Krajnyak mentioned he had met with U.S. Rep. Bill Johnson, R-Ohio, about the matter, as well as those in the office of Sen. Sherrod Brown, D-Ohio, state Rep. Jack Cera, D-Bellaire, and others.

“The only one I haven’t talked to is the governor and that may change here shortly,” he said.

Krajnyak offered some insight into what occurred at OVMC.

“From what I understand the biggest reason for the early closing was the fact that they were pretty much out of supplies, and Alecto is over top of the business is not putting any money into it to keep supplies there,” he said.

Resident Richard Hord asked the mayor what kind of impact the early closure of OVMC might have on EORH.

“I don’t think it will speed things up here … because of the networking of patients. It might help us out a little bit and give us more time,” he said.

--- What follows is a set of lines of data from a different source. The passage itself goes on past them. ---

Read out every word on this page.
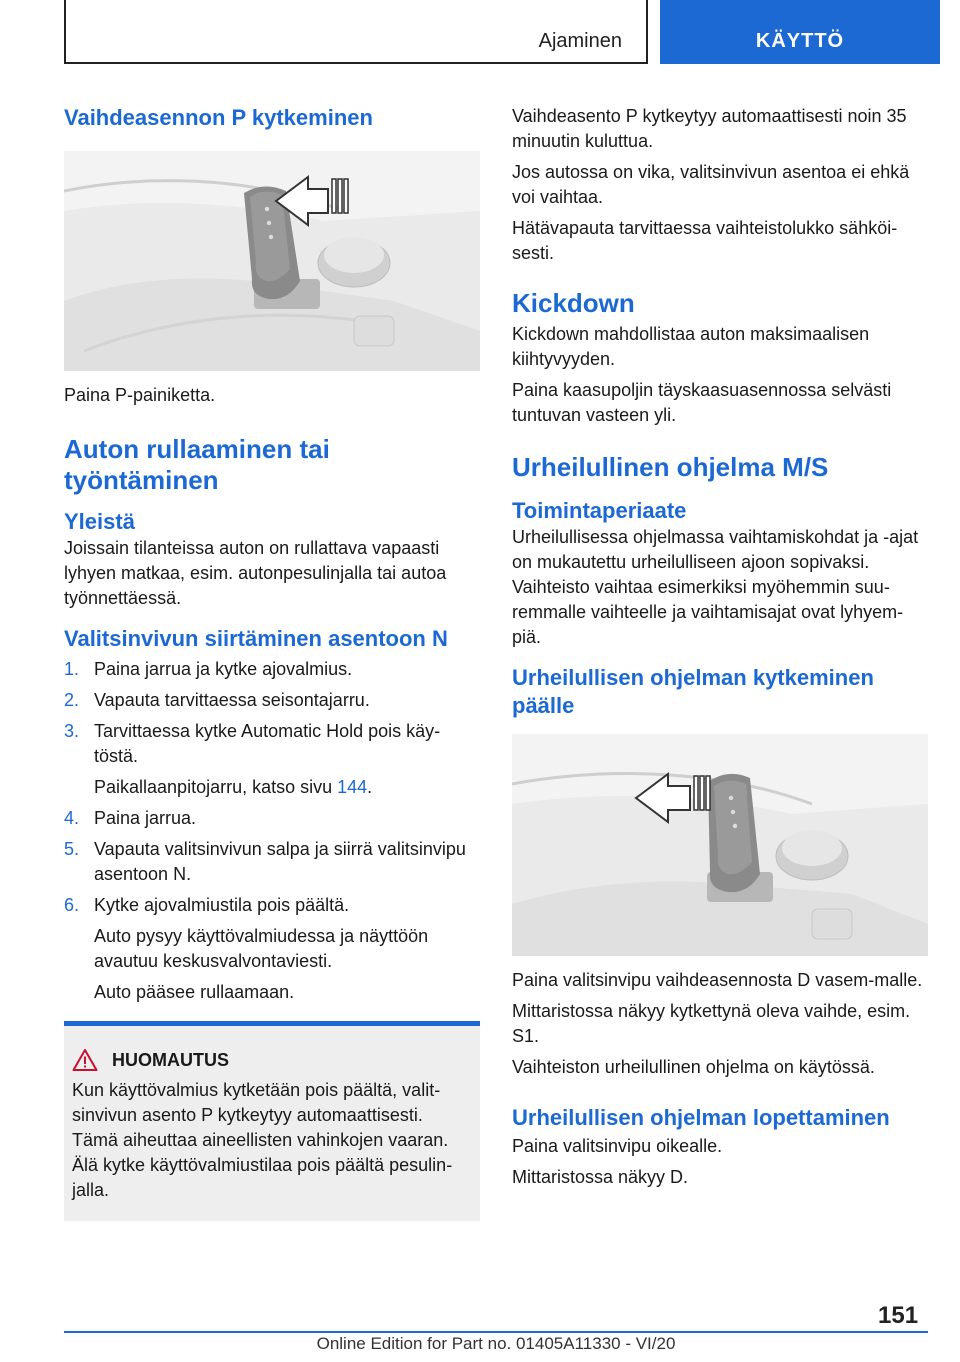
Ajaminen	KÄYTTÖ
Vaihdeasennon P kytkeminen

Paina P-painiketta.

Auton rullaaminen tai työntäminen
Yleistä

Joissain tilanteissa auton on rullattava vapaasti lyhyen matkaa, esim. autonpesulinjalla tai autoa työnnettäessä.

Valitsinvivun siirtäminen asentoon N
1. Paina jarrua ja kytke ajovalmius.
2. Vapauta tarvittaessa seisontajarru.
3. Tarvittaessa kytke Automatic Hold pois käy‐töstä.
Paikallaanpitojarru, katso sivu 144.
4. Paina jarrua.
5. Vapauta valitsinvivun salpa ja siirrä valitsinvipu asentoon N.
6. Kytke ajovalmiustila pois päältä.
Auto pysyy käyttövalmiudessa ja näyttöön avautuu keskusvalvontaviesti.
Auto pääsee rullaamaan.
HUOMAUTUS

Kun käyttövalmius kytketään pois päältä, valit‐sinvivun asento P kytkeytyy automaattisesti. Tämä aiheuttaa aineellisten vahinkojen vaaran. Älä kytke käyttövalmiustilaa pois päältä pesulin‐jalla.

Vaihdeasento P kytkeytyy automaattisesti noin 35 minuutin kuluttua.

Jos autossa on vika, valitsinvivun asentoa ei ehkä voi vaihtaa.

Hätävapauta tarvittaessa vaihteistolukko sähköi‐sesti.

Kickdown

Kickdown mahdollistaa auton maksimaalisen kiihtyvyyden.

Paina kaasupoljin täyskaasuasennossa selvästi tuntuvan vasteen yli.

Urheilullinen ohjelma M/S
Toimintaperiaate

Urheilullisessa ohjelmassa vaihtamiskohdat ja -ajat on mukautettu urheilulliseen ajoon sopivaksi. Vaihteisto vaihtaa esimerkiksi myöhemmin suu‐remmalle vaihteelle ja vaihtamisajat ovat lyhyem‐piä.

Urheilullisen ohjelman kytkeminen päälle

Paina valitsinvipu vaihdeasennosta D vasem‐malle.

Mittaristossa näkyy kytkettynä oleva vaihde, esim. S1.

Vaihteiston urheilullinen ohjelma on käytössä.

Urheilullisen ohjelman lopettaminen

Paina valitsinvipu oikealle.

Mittaristossa näkyy D.

151
Online Edition for Part no. 01405A11330 - VI/20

In other matters, Krajnyak asked people to keep police officer Sgt. Beth Scales in their thoughts and prayers as she recovers from an accident. Last week, Scales received minor injuries after her parked police cruiser was struck by an alleged drunk driver who was arrested at the scene. Scales, he said, may be able to come back to work after her next doctor’s appointment later this month.

Councilman Rick Rodgers noted a program about Betty Zane in relation to the city of Wheeling 250th anniversary celebrations is set to take place at 10 a.m. Saturday at Walnut Grove Cemetery. The event is open to the public.

Council also heard a presentation regarding the upcoming 2020 United States Census by Amber Kohler, a partnership specialist with the Census Bureau. She said the bureau is in the process of hiring census workers in the county. Application information can be found at the Martins Ferry Public Library or on the census website, www.census.gov.

She said people will be mailed census questionaires, but are being encouraged this year to take it online instead. Doing so saves the government time and money, she said.

She added it is important that everyone take part in the census because it determines how federal money is disbursed throughout the country. She noted the Martins Ferry area historically has a low return rate. She is hoping locals will get involved in a committee to help boost those numbers. The census final results will be released to the public in 2021.